Sophisticated Method of Attack
The use of a copper wire intended to cause short circuits appears to follow a similar method of attack used by the US military. During the Gulf War in 1991, Tomahawk Cruise Missiles were loaded with highly conductive carbon fiber wire and employed against Iraqi infrastructure to cause blackouts throughout the country. The US also dropped cluster bombs packed with graphite filament over Serbia in 1999, having a similar effect.

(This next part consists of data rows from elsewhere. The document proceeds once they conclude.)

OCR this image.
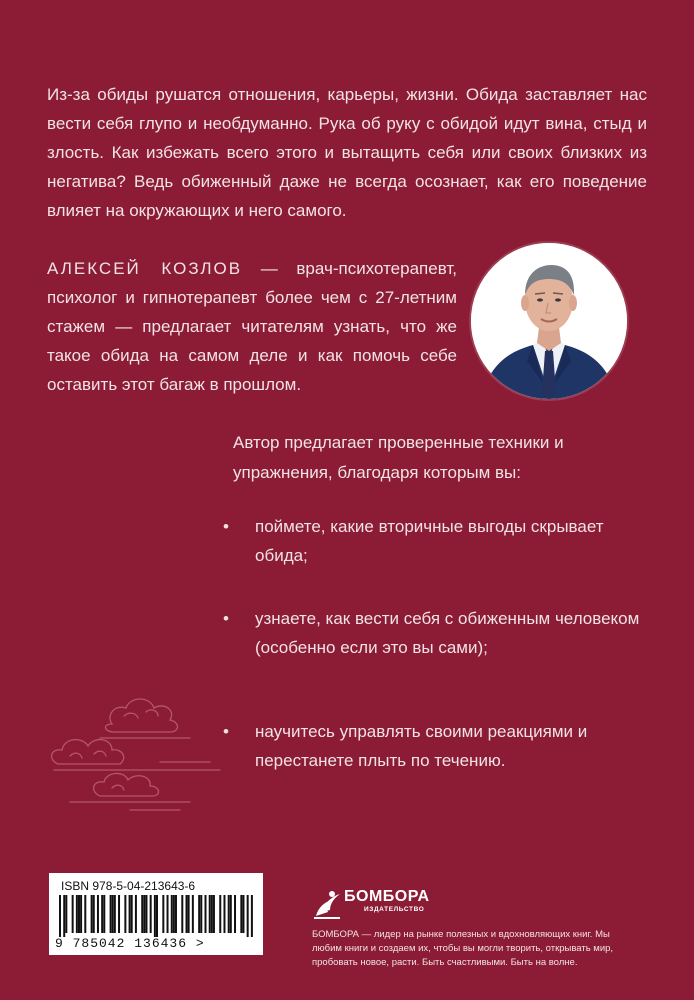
Из-за обиды рушатся отношения, карьеры, жизни. Обида заставляет нас вести себя глупо и необдуманно. Рука об руку с обидой идут вина, стыд и злость. Как избежать всего этого и вытащить себя или своих близких из негатива? Ведь обиженный даже не всегда осознает, как его поведение влияет на окружающих и него самого.

АЛЕКСЕЙ КОЗЛОВ — врач-психотерапевт, психолог и гипнотерапевт более чем с 27-летним стажем — предлагает читателям узнать, что же такое обида на самом деле и как помочь себе оставить этот багаж в прошлом.

Автор предлагает проверенные техники и упражнения, благодаря которым вы:

• поймете, какие вторичные выгоды скрывает обида;
• узнаете, как вести себя с обиженным человеком (особенно если это вы сами);
• научитесь управлять своими реакциями и перестанете плыть по течению.
ISBN 978-5-04-213643-6
9 785042 136436 >
БОМБОРА
ИЗДАТЕЛЬСТВО

БОМБОРА — лидер на рынке полезных и вдохновляющих книг. Мы любим книги и создаем их, чтобы вы могли творить, открывать мир, пробовать новое, расти. Быть счастливыми. Быть на волне.
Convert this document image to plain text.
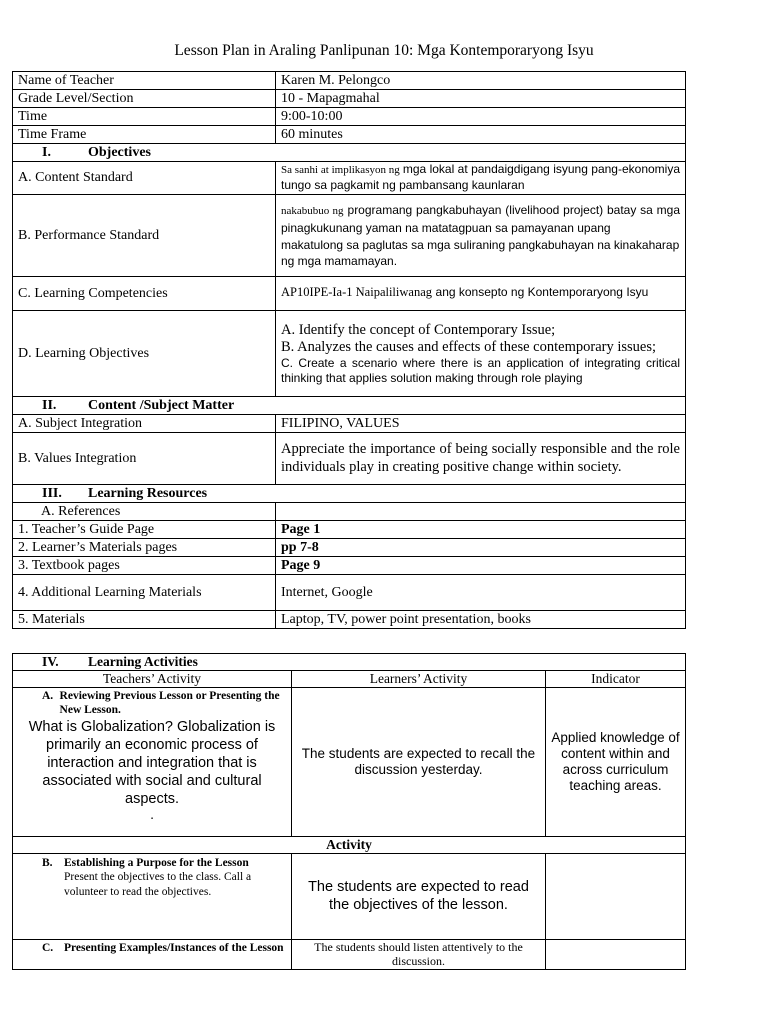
Lesson Plan in Araling Panlipunan 10: Mga Kontemporaryong Isyu
Name of Teacher	Karen M. Pelongco
Grade Level/Section	10 - Mapagmahal
Time	9:00-10:00
Time Frame	60 minutes
I. Objectives	
A. Content Standard	Sa sanhi at implikasyon ng mga lokal at pandaigdigang isyung pang-ekonomiya tungo sa pagkamit ng pambansang kaunlaran
B. Performance Standard	nakabubuo ng programang pangkabuhayan (livelihood project) batay sa mga pinagkukunang yaman na matatagpuan sa pamayanan upang
makatulong sa paglutas sa mga suliraning pangkabuhayan na kinakaharap ng mga mamamayan.

C. Learning Competencies	AP10IPE-Ia-1 Naipaliliwanag ang konsepto ng Kontemporaryong Isyu
D. Learning Objectives	A. Identify the concept of Contemporary Issue;
B. Analyzes the causes and effects of these contemporary issues;
C. Create a scenario where there is an application of integrating critical thinking that applies solution making through role playing

II. Content /Subject Matter	
A. Subject Integration	FILIPINO, VALUES
B. Values Integration	Appreciate the importance of being socially responsible and the role individuals play in creating positive change within society.
III. Learning Resources	
A. References	
1. Teacher’s Guide Page	Page 1
2. Learner’s Materials pages	pp 7-8
3. Textbook pages	Page 9
4. Additional Learning Materials	Internet, Google
5. Materials	Laptop, TV, power point presentation, books
IV. Learning Activities		
Teachers’ Activity	Learners’ Activity	Indicator

A. Reviewing Previous Lesson or Presenting the New Lesson.
What is Globalization? Globalization is primarily an economic process of interaction and integration that is associated with social and cultural aspects.
.	The students are expected to recall the discussion yesterday.	Applied knowledge of content within and across curriculum teaching areas.
Activity		

B. Establishing a Purpose for the Lesson
Present the objectives to the class. Call a volunteer to read the objectives.	The students are expected to read the objectives of the lesson.	

C. Presenting Examples/Instances of the Lesson	The students should listen attentively to the discussion.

International and Domestic Drone Threats are on the Rise
The recent drone incident is a stark reminder that the threat from small, inexpensive drones will only continue to grow. They are becoming easier and more accessible for average people as well as those with nefarious intentions. We have seen terrorist organizations in the Middle East and even several drug cartels in Mexico utilize drones to employ improvised explosive devices. There have also been several cases of these weapons being used to assassinate high profile targets.
This incident in Pennsylvania last year highlights additional security concerns relating to Chinese-made small drones that are now widely available and even used within the U.S government, but not without controversy over how they may end up compromising our national defense capabilities.
DJI, Da Jiang Innovations (the maker of the drone used in Pennsylvania), is the largest Chinese drone maker selling products commercially in America today, and it has been at the center of these debates over recent years.
It is undeniable that drone threats are a reality that need to be taken seriously. As drones become more sophisticated with their capabilities for surveillance and sabotage against targets - like power plants, water treatment facilities, medical centers, etc. - we can expect these attacks will only get worse as the technology increases and the Department of Homeland Security continues to fall behind the power curve in protecting American infrastructure.